New forms of agriculture adapted to urban and semi-urban conditions are getting more and more attention (Jarosz, 2008). Urban and peri-urban agriculture, as (geographically) opposed to large-scale, intense, and traditional “rural” agriculture, is an example of modern agriculture (Tacoli, 1998b, 2003). It is a reply to a growing demand for short food chains, organic farming and high quality agricultural goods supply. Because of phenomena like sprawl, agricultural land in the vicinity of the urban fringes or in semi-urban areas is highly fragmented with, relative to traditional farms, small plot sizes and a small production in absolute figures. These farms, however, form an ideal multifunctional land use, not only for food production (be it smaller and less economically efficient in some cases), but for production of specific regional products, organic farming, agri- and eco-tourism (Beauchesne and Bryant, 1999; Bryant, 1995; Countryside Agency Research Programme, 2002*).
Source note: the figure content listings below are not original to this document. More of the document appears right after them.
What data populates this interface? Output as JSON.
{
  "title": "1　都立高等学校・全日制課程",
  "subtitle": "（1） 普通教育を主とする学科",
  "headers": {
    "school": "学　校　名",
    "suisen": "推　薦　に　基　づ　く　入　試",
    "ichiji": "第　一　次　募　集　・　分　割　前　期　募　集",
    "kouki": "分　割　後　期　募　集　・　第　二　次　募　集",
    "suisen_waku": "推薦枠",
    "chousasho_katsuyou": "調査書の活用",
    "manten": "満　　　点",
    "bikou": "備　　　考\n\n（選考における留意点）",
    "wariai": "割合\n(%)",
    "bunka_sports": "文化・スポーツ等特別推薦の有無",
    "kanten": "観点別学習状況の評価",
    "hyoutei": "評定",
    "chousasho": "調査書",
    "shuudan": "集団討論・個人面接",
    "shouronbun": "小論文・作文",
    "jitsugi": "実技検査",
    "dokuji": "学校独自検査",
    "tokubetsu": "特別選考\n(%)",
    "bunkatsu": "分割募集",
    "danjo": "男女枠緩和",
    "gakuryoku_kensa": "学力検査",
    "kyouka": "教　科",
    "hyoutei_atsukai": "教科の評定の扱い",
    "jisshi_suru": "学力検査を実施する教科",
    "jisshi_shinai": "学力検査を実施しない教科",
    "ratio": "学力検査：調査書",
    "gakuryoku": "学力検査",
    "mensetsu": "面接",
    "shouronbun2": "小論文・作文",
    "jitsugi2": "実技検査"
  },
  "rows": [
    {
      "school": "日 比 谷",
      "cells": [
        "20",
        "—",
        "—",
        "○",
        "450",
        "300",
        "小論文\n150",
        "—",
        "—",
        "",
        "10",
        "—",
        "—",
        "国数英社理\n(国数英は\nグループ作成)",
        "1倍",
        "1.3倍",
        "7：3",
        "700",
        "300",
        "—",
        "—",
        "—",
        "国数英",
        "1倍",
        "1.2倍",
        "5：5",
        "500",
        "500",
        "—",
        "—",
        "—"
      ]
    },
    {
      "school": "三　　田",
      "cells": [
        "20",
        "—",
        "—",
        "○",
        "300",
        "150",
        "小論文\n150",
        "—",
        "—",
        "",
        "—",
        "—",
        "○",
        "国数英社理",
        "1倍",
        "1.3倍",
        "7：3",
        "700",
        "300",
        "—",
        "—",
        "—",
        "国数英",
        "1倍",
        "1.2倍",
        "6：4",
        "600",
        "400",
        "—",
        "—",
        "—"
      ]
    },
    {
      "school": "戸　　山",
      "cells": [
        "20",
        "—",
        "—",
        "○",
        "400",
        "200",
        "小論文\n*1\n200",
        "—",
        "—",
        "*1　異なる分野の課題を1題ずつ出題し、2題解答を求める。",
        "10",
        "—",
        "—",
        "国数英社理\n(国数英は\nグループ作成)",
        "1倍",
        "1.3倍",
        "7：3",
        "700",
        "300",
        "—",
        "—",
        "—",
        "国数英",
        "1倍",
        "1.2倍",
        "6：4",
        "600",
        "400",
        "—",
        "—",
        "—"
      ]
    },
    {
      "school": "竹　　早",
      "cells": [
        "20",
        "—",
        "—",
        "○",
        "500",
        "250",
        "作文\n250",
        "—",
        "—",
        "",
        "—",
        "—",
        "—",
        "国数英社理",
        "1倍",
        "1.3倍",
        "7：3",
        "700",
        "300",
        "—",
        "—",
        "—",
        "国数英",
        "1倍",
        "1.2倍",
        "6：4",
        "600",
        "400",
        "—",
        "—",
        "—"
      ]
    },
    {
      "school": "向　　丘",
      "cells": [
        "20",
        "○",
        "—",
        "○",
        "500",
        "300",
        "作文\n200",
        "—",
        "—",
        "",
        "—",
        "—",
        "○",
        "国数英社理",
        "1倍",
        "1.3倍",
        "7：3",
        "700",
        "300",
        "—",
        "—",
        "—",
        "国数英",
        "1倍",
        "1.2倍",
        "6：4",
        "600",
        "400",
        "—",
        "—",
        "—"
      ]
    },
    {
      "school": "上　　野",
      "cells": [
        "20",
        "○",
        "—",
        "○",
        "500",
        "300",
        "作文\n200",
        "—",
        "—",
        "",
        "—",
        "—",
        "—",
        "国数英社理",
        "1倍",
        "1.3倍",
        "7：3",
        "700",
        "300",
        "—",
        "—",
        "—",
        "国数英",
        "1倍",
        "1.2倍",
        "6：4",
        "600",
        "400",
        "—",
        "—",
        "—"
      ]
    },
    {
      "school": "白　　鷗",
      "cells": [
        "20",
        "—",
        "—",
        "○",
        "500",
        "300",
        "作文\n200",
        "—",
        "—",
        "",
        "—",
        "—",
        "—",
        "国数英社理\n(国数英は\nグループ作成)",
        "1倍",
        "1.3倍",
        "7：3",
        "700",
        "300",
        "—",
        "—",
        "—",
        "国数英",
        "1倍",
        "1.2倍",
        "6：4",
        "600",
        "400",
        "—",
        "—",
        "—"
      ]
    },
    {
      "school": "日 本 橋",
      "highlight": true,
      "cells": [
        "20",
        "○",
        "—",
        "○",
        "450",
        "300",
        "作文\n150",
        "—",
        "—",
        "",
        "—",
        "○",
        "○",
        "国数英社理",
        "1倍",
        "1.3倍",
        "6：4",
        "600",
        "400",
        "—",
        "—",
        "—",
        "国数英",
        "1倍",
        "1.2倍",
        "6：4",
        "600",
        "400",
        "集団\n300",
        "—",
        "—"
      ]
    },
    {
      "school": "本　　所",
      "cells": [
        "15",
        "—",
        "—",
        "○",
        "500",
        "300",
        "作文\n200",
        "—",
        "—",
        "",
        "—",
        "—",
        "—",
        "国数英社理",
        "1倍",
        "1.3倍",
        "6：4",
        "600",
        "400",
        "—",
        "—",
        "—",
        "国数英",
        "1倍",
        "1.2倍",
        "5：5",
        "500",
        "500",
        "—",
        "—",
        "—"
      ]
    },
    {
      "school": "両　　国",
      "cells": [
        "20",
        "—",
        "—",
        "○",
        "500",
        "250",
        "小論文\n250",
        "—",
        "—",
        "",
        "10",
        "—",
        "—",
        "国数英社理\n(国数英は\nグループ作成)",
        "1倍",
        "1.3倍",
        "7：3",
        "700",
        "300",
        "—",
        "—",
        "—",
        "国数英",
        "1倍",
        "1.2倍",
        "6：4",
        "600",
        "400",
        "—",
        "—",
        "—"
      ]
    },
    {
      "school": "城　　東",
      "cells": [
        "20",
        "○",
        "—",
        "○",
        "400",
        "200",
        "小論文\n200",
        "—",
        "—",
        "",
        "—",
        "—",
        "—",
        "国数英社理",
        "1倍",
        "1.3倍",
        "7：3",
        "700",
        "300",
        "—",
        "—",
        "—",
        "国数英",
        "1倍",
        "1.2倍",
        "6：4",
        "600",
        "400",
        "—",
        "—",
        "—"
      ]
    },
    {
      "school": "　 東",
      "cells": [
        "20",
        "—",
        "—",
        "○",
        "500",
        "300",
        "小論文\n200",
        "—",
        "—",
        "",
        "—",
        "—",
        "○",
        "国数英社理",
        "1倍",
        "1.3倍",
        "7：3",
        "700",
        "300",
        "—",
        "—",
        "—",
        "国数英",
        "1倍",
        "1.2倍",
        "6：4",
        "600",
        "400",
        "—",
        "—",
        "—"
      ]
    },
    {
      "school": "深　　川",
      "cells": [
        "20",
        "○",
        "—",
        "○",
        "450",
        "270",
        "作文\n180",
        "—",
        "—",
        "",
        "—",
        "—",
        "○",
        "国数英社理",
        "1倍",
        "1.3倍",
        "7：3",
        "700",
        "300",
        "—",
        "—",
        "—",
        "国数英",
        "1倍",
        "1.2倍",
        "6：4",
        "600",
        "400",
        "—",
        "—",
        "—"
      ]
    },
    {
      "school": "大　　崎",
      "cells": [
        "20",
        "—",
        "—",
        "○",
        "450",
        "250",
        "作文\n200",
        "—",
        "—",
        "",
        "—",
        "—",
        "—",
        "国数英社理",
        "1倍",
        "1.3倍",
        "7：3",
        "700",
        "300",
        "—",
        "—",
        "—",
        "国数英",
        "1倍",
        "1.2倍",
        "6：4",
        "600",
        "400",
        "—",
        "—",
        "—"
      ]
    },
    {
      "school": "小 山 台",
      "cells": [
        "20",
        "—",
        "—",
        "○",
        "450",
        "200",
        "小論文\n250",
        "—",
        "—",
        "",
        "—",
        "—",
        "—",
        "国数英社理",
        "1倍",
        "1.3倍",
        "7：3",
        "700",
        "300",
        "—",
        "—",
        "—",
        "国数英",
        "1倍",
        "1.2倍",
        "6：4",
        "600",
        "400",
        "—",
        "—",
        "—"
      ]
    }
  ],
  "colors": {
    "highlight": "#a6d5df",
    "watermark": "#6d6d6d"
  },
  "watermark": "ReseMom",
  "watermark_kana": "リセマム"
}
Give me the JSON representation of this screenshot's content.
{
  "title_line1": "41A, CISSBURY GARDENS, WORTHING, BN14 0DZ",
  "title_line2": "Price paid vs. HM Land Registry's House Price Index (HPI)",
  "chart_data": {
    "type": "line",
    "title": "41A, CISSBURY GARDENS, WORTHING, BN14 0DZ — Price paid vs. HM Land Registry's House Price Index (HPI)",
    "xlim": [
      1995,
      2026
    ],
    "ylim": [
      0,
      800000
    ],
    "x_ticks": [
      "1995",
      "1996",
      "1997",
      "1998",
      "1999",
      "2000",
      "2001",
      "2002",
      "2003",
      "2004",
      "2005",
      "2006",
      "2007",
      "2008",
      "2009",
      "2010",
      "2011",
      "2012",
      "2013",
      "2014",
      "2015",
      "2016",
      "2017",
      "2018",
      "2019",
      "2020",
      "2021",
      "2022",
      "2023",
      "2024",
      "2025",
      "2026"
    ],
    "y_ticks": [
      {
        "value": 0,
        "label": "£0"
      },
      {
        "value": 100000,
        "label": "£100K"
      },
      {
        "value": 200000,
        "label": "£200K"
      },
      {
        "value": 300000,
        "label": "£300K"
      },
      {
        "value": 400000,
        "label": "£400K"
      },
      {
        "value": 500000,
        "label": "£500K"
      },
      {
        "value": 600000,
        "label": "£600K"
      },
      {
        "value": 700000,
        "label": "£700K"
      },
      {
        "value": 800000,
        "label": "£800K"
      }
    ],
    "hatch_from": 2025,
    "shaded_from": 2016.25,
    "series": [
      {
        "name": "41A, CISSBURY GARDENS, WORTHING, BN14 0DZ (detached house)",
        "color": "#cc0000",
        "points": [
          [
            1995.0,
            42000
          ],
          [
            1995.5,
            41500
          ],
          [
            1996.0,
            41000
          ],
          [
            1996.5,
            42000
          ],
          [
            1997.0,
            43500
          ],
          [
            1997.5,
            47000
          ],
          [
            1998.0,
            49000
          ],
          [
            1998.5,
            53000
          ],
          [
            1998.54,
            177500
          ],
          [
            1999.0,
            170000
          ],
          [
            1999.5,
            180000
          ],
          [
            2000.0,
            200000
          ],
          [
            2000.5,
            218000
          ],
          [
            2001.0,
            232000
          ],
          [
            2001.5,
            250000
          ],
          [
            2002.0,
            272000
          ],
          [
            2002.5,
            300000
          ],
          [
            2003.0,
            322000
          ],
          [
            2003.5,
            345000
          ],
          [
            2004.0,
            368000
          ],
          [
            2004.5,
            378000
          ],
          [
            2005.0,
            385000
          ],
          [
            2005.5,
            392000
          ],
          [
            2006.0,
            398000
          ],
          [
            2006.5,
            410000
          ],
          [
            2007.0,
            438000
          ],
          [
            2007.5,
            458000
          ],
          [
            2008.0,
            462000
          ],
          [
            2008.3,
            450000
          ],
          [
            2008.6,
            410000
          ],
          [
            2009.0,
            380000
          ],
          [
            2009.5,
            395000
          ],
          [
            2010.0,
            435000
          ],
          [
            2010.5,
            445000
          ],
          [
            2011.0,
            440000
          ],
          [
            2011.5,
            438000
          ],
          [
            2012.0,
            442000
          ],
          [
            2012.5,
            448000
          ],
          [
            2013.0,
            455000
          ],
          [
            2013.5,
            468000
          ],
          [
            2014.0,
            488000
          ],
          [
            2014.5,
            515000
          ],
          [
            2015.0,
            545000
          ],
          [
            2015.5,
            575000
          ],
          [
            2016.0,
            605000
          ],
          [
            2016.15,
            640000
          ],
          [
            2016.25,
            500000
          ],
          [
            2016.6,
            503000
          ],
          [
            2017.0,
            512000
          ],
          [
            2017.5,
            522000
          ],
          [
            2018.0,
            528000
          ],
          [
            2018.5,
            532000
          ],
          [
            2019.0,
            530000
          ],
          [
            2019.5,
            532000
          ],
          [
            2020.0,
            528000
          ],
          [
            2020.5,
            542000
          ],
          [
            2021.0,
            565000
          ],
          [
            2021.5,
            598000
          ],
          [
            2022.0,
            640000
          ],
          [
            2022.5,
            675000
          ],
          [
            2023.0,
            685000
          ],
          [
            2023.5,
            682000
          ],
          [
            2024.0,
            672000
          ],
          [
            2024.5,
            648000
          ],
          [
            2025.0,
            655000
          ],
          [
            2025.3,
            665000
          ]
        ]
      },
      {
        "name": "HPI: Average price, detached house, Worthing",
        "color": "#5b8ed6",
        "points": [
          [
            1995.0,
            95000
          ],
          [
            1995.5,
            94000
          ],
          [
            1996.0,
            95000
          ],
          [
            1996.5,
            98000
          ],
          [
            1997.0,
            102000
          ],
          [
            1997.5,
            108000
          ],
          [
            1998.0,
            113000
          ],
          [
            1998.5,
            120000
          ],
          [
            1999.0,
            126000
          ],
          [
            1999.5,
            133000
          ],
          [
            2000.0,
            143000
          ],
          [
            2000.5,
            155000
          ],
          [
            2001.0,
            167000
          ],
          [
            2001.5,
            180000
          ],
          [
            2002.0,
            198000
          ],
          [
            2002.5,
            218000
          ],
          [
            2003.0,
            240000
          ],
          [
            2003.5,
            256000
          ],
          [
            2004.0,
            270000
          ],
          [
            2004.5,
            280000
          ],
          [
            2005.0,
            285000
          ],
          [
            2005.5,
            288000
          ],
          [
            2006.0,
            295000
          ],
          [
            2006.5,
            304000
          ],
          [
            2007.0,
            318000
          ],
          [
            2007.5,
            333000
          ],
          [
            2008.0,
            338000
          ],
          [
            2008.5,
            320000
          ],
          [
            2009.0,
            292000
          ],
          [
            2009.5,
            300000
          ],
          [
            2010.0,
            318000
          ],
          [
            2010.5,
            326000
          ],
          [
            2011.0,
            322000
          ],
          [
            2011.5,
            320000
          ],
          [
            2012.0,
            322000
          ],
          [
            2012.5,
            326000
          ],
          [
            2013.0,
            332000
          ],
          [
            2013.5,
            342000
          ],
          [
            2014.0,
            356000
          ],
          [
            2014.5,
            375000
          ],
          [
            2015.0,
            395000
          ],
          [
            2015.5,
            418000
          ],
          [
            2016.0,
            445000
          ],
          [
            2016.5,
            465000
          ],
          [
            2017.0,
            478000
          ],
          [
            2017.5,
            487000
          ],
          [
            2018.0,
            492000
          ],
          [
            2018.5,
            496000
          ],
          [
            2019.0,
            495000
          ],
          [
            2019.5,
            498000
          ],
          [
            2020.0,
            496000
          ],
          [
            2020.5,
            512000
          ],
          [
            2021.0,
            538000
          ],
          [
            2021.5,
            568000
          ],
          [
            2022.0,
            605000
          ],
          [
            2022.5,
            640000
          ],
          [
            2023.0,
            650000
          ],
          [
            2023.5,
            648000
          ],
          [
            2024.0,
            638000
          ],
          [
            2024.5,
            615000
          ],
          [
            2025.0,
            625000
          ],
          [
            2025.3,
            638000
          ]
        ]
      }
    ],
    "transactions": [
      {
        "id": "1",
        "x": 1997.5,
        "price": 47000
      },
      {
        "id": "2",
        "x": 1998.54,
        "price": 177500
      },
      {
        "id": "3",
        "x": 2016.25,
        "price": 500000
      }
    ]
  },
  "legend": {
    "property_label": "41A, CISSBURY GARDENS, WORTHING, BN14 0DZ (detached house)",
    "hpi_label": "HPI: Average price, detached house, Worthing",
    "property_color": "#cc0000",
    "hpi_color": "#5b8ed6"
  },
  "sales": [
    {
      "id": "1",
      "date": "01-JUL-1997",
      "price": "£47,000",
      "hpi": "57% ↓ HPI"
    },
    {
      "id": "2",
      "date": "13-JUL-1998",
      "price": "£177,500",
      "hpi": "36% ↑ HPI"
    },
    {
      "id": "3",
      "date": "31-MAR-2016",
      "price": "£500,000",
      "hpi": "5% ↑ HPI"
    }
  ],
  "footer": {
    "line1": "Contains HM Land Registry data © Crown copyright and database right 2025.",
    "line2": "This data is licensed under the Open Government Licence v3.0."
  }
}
The core of the concept of neo-rurality is to consider values, services, and functions linked to the unsealed soil beyond being a mere component of an urban or rural environment, and which are being managed and sustained by specific compartments of society. Distance to urban components is not a criterion. The concept is useful but not exclusive to semi-urban areas (Gulinck, 2004*). Land-bound urban agriculture is an example of a neo-rural function, as is the acknowledgement of unsealed soil for water retention or microclimate regulation.
Smart growth is a recent planning concept now becoming popular in the United States as a framework to dam sprawl and work on sustainable city development. Although it is based on urbanistic principles and so primarily focused on the human-dominated environment, it incorporates elements from various other planning frameworks for sustainable (urban) development such as anti-sprawl measures, greenbelts, rural development near urban fringes and multifunctional land use (Burchell et al., 2000; Daniels and Lapping, 2005*; Danielsen et al., 1999; Duany and Talen, 2002; Irwin and Bockstael, 2004; Walmsley, 2006).